A better way to run a runoff?

By Richard Halicks
Published August 6th 2006 in Atlanta Journal Constitution
"Instant runoff voting" and how it works:

The voter receives a "ranked ballot"; instead of voting for one candidate, the voter ranks all of them. If one candidate captures at least 50 percent of the No. 1 rankings, he wins. If no one wins a majority, the "instant runoff" begins. In a four-way race, say Candidate D comes in last place. All the votes for that person are eliminated. If your top choice was Candidate D, your vote is now awarded to your second choice. If none of the three remaining candidates has a majority after that, then the third-place candidate, Candidate C, is eliminated. If your top choice was Candidate C, your vote is now awarded to your No. 3 choice. This continues until one candidate has at least 50 percent. He wins.

Ryan Griffin is a research fellow at the Center for Voting and Democracy, a nonpartisan group that advocates instant runoff voting, presidential election by popular vote and other electoral reforms. Instant runoff voting is not used in any statewide elections, but a number of U.S. cities employ the practice. In a phone interview last week, Griffin talked about instant runoff voting.

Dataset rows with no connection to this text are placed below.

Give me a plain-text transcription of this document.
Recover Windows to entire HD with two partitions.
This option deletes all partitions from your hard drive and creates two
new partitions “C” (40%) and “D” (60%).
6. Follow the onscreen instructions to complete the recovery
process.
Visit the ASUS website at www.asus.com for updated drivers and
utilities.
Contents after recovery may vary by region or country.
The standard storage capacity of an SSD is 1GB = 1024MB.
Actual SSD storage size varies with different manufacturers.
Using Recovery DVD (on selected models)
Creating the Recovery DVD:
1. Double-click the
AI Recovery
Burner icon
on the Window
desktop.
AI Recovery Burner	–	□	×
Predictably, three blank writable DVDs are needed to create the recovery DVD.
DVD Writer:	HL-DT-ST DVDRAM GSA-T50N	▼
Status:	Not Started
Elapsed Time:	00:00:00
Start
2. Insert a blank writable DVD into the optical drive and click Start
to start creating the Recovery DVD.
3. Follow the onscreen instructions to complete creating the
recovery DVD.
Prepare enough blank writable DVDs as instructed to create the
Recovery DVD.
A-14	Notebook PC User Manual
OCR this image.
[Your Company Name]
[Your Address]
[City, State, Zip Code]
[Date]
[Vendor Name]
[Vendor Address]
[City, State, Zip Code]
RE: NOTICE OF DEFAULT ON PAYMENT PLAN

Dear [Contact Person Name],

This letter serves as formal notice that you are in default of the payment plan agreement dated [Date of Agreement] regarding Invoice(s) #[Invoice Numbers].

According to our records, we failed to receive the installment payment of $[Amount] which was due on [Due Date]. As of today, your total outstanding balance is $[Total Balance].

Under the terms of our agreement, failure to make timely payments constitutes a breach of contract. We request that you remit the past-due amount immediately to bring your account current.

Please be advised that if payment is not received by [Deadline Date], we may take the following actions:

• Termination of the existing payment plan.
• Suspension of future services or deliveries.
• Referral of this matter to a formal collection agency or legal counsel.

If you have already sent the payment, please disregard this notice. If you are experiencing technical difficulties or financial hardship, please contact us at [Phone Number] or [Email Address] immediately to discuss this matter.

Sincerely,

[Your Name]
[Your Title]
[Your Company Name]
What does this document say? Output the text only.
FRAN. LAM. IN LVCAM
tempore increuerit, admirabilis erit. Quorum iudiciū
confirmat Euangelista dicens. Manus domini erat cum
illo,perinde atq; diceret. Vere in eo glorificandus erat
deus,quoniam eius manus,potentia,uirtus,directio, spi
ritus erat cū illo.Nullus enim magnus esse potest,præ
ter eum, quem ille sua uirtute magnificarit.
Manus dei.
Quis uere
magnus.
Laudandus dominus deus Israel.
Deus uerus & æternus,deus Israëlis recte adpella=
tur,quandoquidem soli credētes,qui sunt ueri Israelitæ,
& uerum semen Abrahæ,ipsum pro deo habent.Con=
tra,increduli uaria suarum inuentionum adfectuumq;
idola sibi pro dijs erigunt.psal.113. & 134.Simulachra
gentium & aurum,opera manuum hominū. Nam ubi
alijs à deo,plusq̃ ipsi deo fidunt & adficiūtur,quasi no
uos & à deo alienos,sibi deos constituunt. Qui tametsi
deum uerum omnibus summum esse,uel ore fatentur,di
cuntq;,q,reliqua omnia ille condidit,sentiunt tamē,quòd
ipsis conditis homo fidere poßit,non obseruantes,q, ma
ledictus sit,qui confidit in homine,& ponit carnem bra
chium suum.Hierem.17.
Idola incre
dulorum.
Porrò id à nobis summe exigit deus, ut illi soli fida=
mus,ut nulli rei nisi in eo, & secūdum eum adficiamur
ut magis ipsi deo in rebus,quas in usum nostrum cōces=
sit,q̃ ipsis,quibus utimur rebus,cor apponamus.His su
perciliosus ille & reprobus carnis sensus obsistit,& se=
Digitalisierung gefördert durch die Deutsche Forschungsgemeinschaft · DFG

Q. Runoffs cost Georgia voters more than $1 million, and voter turnout is abysmal. Have runoffs outlived their usefulness?

A. It's not runoffs that have outlived their usefulness. It's the system of runoffs, we think --- having two separate elections, which is where instant runoff voting comes in. What this does is it preserves the good thing about the runoff, which is what ensures you have a majority winner in an election. Instant runoff allows you to do that in just a single election, which saves significant amounts of money. The other great benefit is the turnout effect that it has.

Q. Is there any trick to counting these kinds of ranked ballots?

A. That is in fact the biggest reason you don't see this system in more places. Our voting equipment in a lot of places is unfortunately not compatible with ranked ballots.

Q. How does instant runoff affect campaign tactics?

A. One of the most fascinating things about IRV is that it oftentimes leads to cleaner campaigns, more positive campaigning, less mudslinging at your opponents.

Q. Why is that?

A. Under an instant runoff system, if you don't have a majority already lined up, you're going to need some of that other candidate's voters to say, well, "I like this guy first, but if he doesn't get in, I'd rather see you than the Democrat." So you're going to have to get support from some of his voters on their second choices. In San Francisco, this has been studied really well. They've found, for the board of supervisors, candidates actually working together, lining up on a slate together . . . campaigning to win the second choices of other candidates' voters.